Apple increased iPhone shipments 10% in bid to counter tariffs, IDC says

Apple Inc.’s iPhone unit shipments surged 10% in the first quarter as part of an effort to accelerate deliveries and avoid expected tariffs on China, according to industry tracker IDC.
The company shipped 57.9 million units during from the beginning of January through March, a rise from the 52.6 million units it delivered in the same period a year ago. The uptick isn’t necessarily because of a sudden gain in demand: IDC says the increase is due to a stockpiling effort meant to offset tariffs on goods exported from China to the US.
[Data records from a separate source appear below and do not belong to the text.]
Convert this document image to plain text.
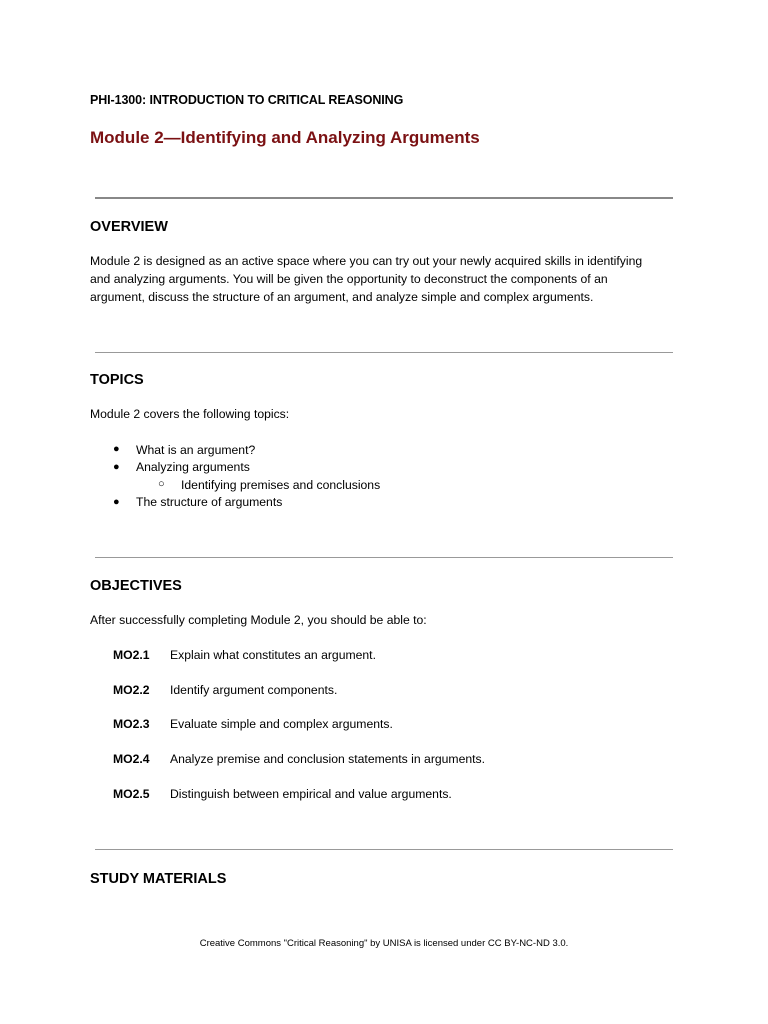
PHI-1300: INTRODUCTION TO CRITICAL REASONING
Module 2—Identifying and Analyzing Arguments
OVERVIEW
Module 2 is designed as an active space where you can try out your newly acquired skills in identifying
and analyzing arguments. You will be given the opportunity to deconstruct the components of an
argument, discuss the structure of an argument, and analyze simple and complex arguments.
TOPICS
Module 2 covers the following topics:
● What is an argument?
● Analyzing arguments
○ Identifying premises and conclusions
● The structure of arguments
OBJECTIVES
After successfully completing Module 2, you should be able to:
MO2.1 Explain what constitutes an argument.
MO2.2 Identify argument components.
MO2.3 Evaluate simple and complex arguments.
MO2.4 Analyze premise and conclusion statements in arguments.
MO2.5 Distinguish between empirical and value arguments.
STUDY MATERIALS
Creative Commons "Critical Reasoning" by UNISA is licensed under CC BY-NC-ND 3.0.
Apple and other consumer technology companies prepared for months for the latest Trump administration tariffs, filling up its US channel inventory with units, Bloomberg News has reported. “This supply-side surge, aimed at mitigating potential cost increases and disruptions, effectively inflated Q1 shipment figures beyond levels anticipated based on underlying consumer demand,” according to IDC.
Companies don’t need to pay tariffs on devices already stateside before the levies kick in. Shipments also grew in other regions where there were fears of disruptions and price increases. President Donald Trump introduced tariffs on items exported from China that could rise up to 145%, before that was decreased on Friday after an electronics-related exemption.
But that could be short-lived, too, with Trump saying new tariffs specifically aimed at products with semiconductors would return. Those levies, however, are expected to be far lower than the original 145%, saving consumers from the potential of hefty price hikes.
Despite the overall increase, shipments in China declined. IDC says this is because a Chinese government subsidy program on devices excluded Apple’s Pro iPhone models. Apple will provide a better sense of its actual sales during the period when it announces second-quarter results on May 1.
The rest of the smartphone industry saw shipments remain mostly flat, with the second-biggest winner being Xiaomi Corp., whose units increased 2.5%. Oppo had the biggest decline, seeing units drop about 7%. Overall, the market increased by 1.5% to 305 million. Samsung Electronics Co. was the total leader with about 61 million shipments and 20% market share, compared with Apple’s 19%.
Consumers this month dashed to Apple stores to secure an iPhone before potential price hikes, which are still in flux given the ever-changing policies from the White House. In addition to stockpiling before the tariffs came into place, Apple’s strategy to offset the tariff impact is to repurpose manufacturing in India – which would likely have a lower tariff than items from China – for US distribution. The region can now make 20% of all iPhones, which could fulfill a material portion of US demand.